Applicants for a gun license will be subject to social media checks as the Home Office has ordered every police force in England and Wales to review all existing applications to hold a firearm.
The move marks a substantial tightening of existing firearm controls, which will see applicants’ social media accounts vetted before they are granted a licence.
It comes in the wake of the mass shooting in Plymouth, when 22 year old Jake Davison shot dead five people. His social media accounts revealed he was radicalised by the misogynist “incel” internet subculture.
The Home Office also recommended that police should consider whether they need to revisit existing gun licences.
It comes as the department prepares to publish statutory guidance on firearm licensing, which will aim to ensure “greater consistency and higher standards” of decision-making for applications.
A Home Office source said: “Incidents such as Thursday’s horrific events in Plymouth are thankfully rare, but their impact is profound, not only on those directly affected but on the public as a whole.
“We are bringing forward new guidance to improve how people applying for a firearms licence are assessed in future, including social media checks.
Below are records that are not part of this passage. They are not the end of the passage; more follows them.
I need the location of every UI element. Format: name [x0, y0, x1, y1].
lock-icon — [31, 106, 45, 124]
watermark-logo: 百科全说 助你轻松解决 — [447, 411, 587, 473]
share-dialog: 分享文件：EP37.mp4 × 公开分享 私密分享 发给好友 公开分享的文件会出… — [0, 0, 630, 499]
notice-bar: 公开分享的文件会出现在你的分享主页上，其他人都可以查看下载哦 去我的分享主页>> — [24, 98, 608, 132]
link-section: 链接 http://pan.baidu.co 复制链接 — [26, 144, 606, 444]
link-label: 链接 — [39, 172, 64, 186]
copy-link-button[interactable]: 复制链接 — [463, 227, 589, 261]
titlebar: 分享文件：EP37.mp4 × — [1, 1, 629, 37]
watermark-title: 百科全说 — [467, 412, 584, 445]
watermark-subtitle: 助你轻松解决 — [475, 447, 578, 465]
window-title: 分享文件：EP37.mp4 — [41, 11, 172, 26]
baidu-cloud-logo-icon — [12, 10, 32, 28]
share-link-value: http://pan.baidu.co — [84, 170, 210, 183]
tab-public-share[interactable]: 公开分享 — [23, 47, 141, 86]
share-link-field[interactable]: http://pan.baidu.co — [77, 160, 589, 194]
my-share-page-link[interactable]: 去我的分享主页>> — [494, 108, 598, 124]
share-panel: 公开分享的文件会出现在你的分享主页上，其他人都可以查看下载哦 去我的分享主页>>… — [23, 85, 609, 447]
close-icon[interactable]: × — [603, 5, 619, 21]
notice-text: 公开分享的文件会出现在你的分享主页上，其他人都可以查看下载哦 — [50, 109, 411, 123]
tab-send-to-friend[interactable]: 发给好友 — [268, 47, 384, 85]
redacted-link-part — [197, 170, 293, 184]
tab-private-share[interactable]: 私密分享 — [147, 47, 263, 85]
But today, as a matter of urgency, we are asking the police to review their practices and whether any existing licences need to be looked at again. This will help reassure people that all necessary checks have been made to keep them safe.”
On Sunday, the family of Plymouth shooting victim Stephen Washington said their world “has been turned upside down in the blink of an eye” as they paid tribute to him.
The 59-year-old, one of five people killed by Davison on Thursday night, was a “devoted” family man and a “loving husband, father, grandfather and best friend”, they said in a statement.
Mr Washington was the fourth victim during Davison’s shooting spree, gunned down in front of horrified onlookers in a park in the Keyham area of the city.
His widow Sheila described him as her “soulmate”, saying: “Fly high, you’ve earnt your angel wings.”
Davison shot his 51-year-old mother, also known as Maxine Chapman, at a house in Biddick Drive before he went into the street and shot dead Sophie, aged three, and her father, Lee Martyn, 43.
He killed Mr Washington, 59, in a nearby park before shooting Kate Shepherd, 66, who later died at Derriford Hospital.Questions are continuing to mount over how gunman Davison, 22, obtained a firearms licence and carried out his spree before turning the gun on himself.
Local MP Luke Pollard questioned the country’s current gun legislation, and demanded to know how Davison’s licence was restored to him by the police.
The MP for Plymouth Sutton and Devonport said it was necessary to examine the system behind the allocation of gun licences to avoid a similar tragedy taking place elsewhere in the UK.